As locust swarms ravage crops, Pakistan declares national emergency
As swarms of desert locusts continue to wreak havoc in Pakistan, the nation has declared a national emergency to eliminate the pest infestation. The declaration of a national emergency came on Friday after a government briefing on the situation. Locust attacks have also been reported in parts of the Middle East, East Africa and even in India. Here are more details.
According to reports, since March last year, desert locusts have spread across an area of 900,000 hectares in Pakistan's Sindh, South Punjab, and Khyber Pakhtunkhwa. The pests have destroyed crops—including cotton, wheat, maize, etc.—and trees worth millions of rupees. The last time the country faced a locust threat this grave was back in 1993, which had also impacted India.
Reportedly, Pakistan Prime Minister Imran Khan has directed concerned authorities to take urgent and necessary action against the locust outbreak, and prevent losses to crops. Senior officials of Pakistan's four provinces also approved a Rs. 7.3 billion National Action Plan to tackle the locust crisis. National Food Security Minister Makhdoom Khusro Bakhtiar on Friday located the locust swarms around Cholistan on the Pakistan-India border.
Meanwhile, the states of Rajasthan and Gujarat have spotted locust swarms flying in from the West. Fears of a locust infestation have also spread to Punjab and Haryana. Concerned, Punjab Chief Minister Amarinder Singh on Tuesday urged Prime Minister Narendra Modi to take up the issue with the government of Pakistan. Locust swarms have already caused immense damage in Rajasthan and Gujarat.

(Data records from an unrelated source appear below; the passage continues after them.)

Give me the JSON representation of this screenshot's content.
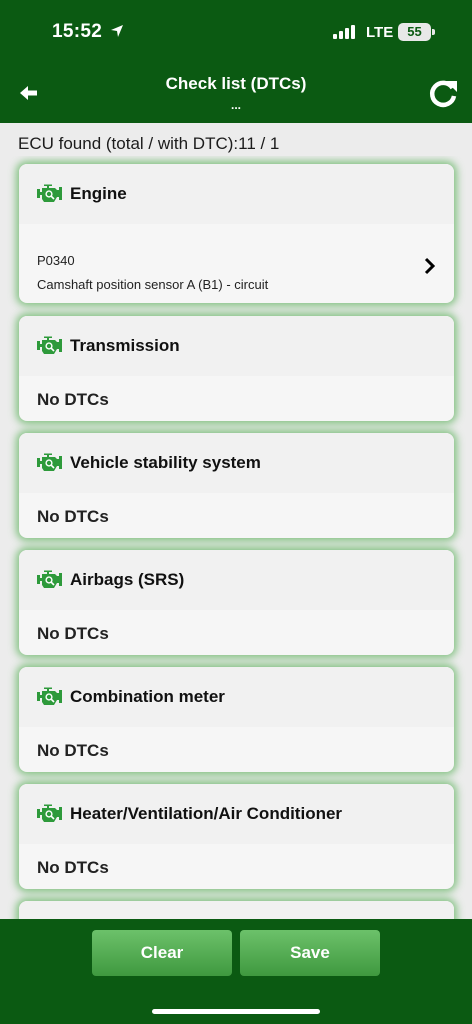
{
  "status_bar": {
    "time": "15:52",
    "network": "LTE",
    "battery": "55"
  },
  "header": {
    "title": "Check list (DTCs)",
    "subtitle": "..."
  },
  "summary": "ECU found (total / with DTC):11 / 1",
  "cards": [
    {
      "title": "Engine",
      "dtc_code": "P0340",
      "dtc_description": "Camshaft position sensor A (B1) - circuit"
    },
    {
      "title": "Transmission",
      "status": "No DTCs"
    },
    {
      "title": "Vehicle stability system",
      "status": "No DTCs"
    },
    {
      "title": "Airbags (SRS)",
      "status": "No DTCs"
    },
    {
      "title": "Combination meter",
      "status": "No DTCs"
    },
    {
      "title": "Heater/Ventilation/Air Conditioner",
      "status": "No DTCs"
    }
  ],
  "footer": {
    "clear_label": "Clear",
    "save_label": "Save"
  },
  "colors": {
    "brand_green": "#0b5a12",
    "icon_green": "#2e9a3b",
    "button_green": "#4fa84d"
  },
  "icons": {
    "back": "arrow-left-icon",
    "refresh": "refresh-icon",
    "ecu": "engine-search-icon",
    "chevron": "chevron-right-icon"
  }
}
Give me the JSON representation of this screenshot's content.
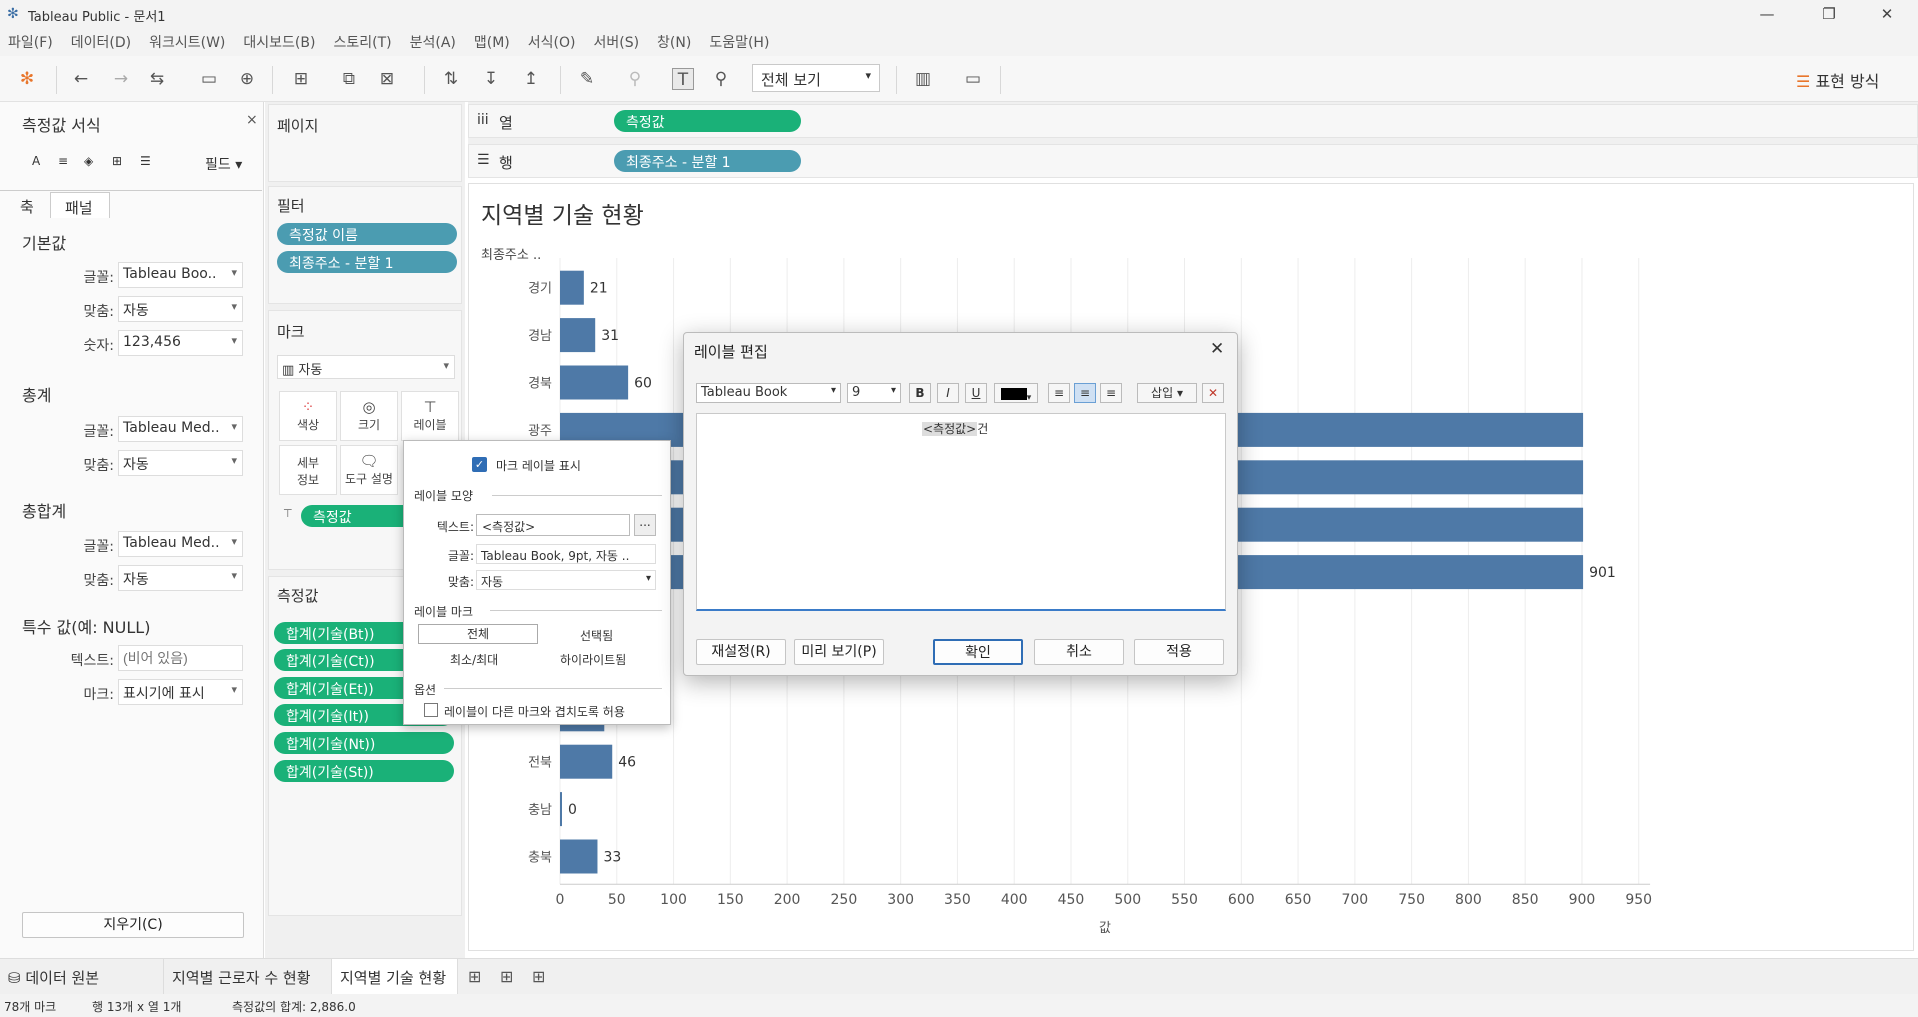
{
  "window": {
    "title": "Tableau Public - 문서1"
  },
  "menu": [
    "파일(F)",
    "데이터(D)",
    "워크시트(W)",
    "대시보드(B)",
    "스토리(T)",
    "분석(A)",
    "맵(M)",
    "서식(O)",
    "서버(S)",
    "창(N)",
    "도움말(H)"
  ],
  "toolbar": {
    "view_select": "전체 보기",
    "show_me": "표현 방식"
  },
  "format_pane": {
    "title": "측정값 서식",
    "field_btn": "필드",
    "tabs": [
      "축",
      "패널"
    ],
    "sections": {
      "default": {
        "title": "기본값",
        "font_label": "글꼴:",
        "font": "Tableau Boo..",
        "align_label": "맞춤:",
        "align": "자동",
        "number_label": "숫자:",
        "number": "123,456"
      },
      "totals": {
        "title": "총계",
        "font_label": "글꼴:",
        "font": "Tableau Med..",
        "align_label": "맞춤:",
        "align": "자동"
      },
      "grand_totals": {
        "title": "총합계",
        "font_label": "글꼴:",
        "font": "Tableau Med..",
        "align_label": "맞춤:",
        "align": "자동"
      },
      "special": {
        "title": "특수 값(예: NULL)",
        "text_label": "텍스트:",
        "text_placeholder": "(비어 있음)",
        "marks_label": "마크:",
        "marks": "표시기에 표시"
      }
    },
    "clear_btn": "지우기(C)"
  },
  "shelves": {
    "pages": "페이지",
    "filters": {
      "title": "필터",
      "pills": [
        "측정값 이름",
        "최종주소 - 분할 1"
      ]
    },
    "marks": {
      "title": "마크",
      "type": "자동",
      "buttons": [
        "색상",
        "크기",
        "레이블",
        "세부\n정보",
        "도구 설명"
      ],
      "pill": "측정값"
    },
    "measures": {
      "title": "측정값",
      "pills": [
        "합계(기술(Bt))",
        "합계(기술(Ct))",
        "합계(기술(Et))",
        "합계(기술(It))",
        "합계(기술(Nt))",
        "합계(기술(St))"
      ]
    },
    "columns": {
      "label": "열",
      "pill": "측정값"
    },
    "rows": {
      "label": "행",
      "pill": "최종주소 - 분할 1"
    }
  },
  "chart_data": {
    "type": "bar",
    "orientation": "horizontal",
    "title": "지역별 기술 현황",
    "row_header": "최종주소 ..",
    "xlabel": "값",
    "xlim": [
      0,
      960
    ],
    "x_ticks": [
      0,
      50,
      100,
      150,
      200,
      250,
      300,
      350,
      400,
      450,
      500,
      550,
      600,
      650,
      700,
      750,
      800,
      850,
      900,
      950
    ],
    "bars": [
      {
        "category": "경기",
        "value": 21,
        "label": "21"
      },
      {
        "category": "경남",
        "value": 31,
        "label": "31"
      },
      {
        "category": "경북",
        "value": 60,
        "label": "60"
      },
      {
        "category": "광주",
        "value": 901,
        "label": ""
      },
      {
        "category": "",
        "value": 901,
        "label": ""
      },
      {
        "category": "",
        "value": 901,
        "label": ""
      },
      {
        "category": "",
        "value": 901,
        "label": "901"
      },
      {
        "category": "",
        "value": 0,
        "label": ""
      },
      {
        "category": "",
        "value": 0,
        "label": ""
      },
      {
        "category": "",
        "value": 39,
        "label": ""
      },
      {
        "category": "전북",
        "value": 46,
        "label": "46"
      },
      {
        "category": "충남",
        "value": 0,
        "label": "0"
      },
      {
        "category": "충북",
        "value": 33,
        "label": "33"
      }
    ],
    "bar_color": "#4e79a7",
    "grid": true
  },
  "label_popup": {
    "show_labels": "마크 레이블 표시",
    "appearance": "레이블 모양",
    "text_label": "텍스트:",
    "text_value": "<측정값>",
    "more": "...",
    "font_label": "글꼴:",
    "font_value": "Tableau Book, 9pt, 자동 ..",
    "align_label": "맞춤:",
    "align_value": "자동",
    "marks_to_label": "레이블 마크",
    "options": [
      "전체",
      "선택됨",
      "최소/최대",
      "하이라이트됨"
    ],
    "options_title": "옵션",
    "overlap": "레이블이 다른 마크와 겹치도록 허용"
  },
  "edit_dialog": {
    "title": "레이블 편집",
    "font": "Tableau Book",
    "size": "9",
    "insert": "삽입",
    "content_field": "<측정값>",
    "content_suffix": "건",
    "reset": "재설정(R)",
    "preview": "미리 보기(P)",
    "ok": "확인",
    "cancel": "취소",
    "apply": "적용"
  },
  "tabs": {
    "datasource": "데이터 원본",
    "sheets": [
      "지역별 근로자 수 현황",
      "지역별 기술 현황"
    ]
  },
  "status": {
    "marks": "78개 마크",
    "rows_cols": "행 13개 x 열 1개",
    "sum": "측정값의 합계: 2,886.0"
  },
  "colors": {
    "pill_green": "#1ab178",
    "pill_blue": "#4b9cb1",
    "bar": "#4e79a7"
  }
}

Speaking to Buzzfeed, Keith Cressman, senior locust forecaster for the United Nations' Food and Agriculture Organization explained the locusts' origins. Cressman said locust populations first multiplied in the desert in southern Saudi Arabia, adjoining Oman and Yemen. In the region, two 2018 cyclones facilitated an unusually long breeding period. However, the desert is sparsely populated, hence, no one noticed until locust numbers had exploded.
In Spring 2019, the locusts made a move and a swarm headed north towards Iran, where the government did not respond effectively due to recent floods and US sanctions preventing it from arming itself with pesticides. This swarm of locusts then moved eastwards towards Pakistan and India, where escalations after the February Pulwama terror attack prevented a concerted effort to tackle locusts, Cressman said.
In Pakistan, the locusts multiplied as a drought after unusually long rains created perfect weather conditions for them to thrive. Meanwhile, another group from Saudi Arabia had moved to Yemen—benefiting from the inability to deal with locusts amid a civil war—and then settled in Africa.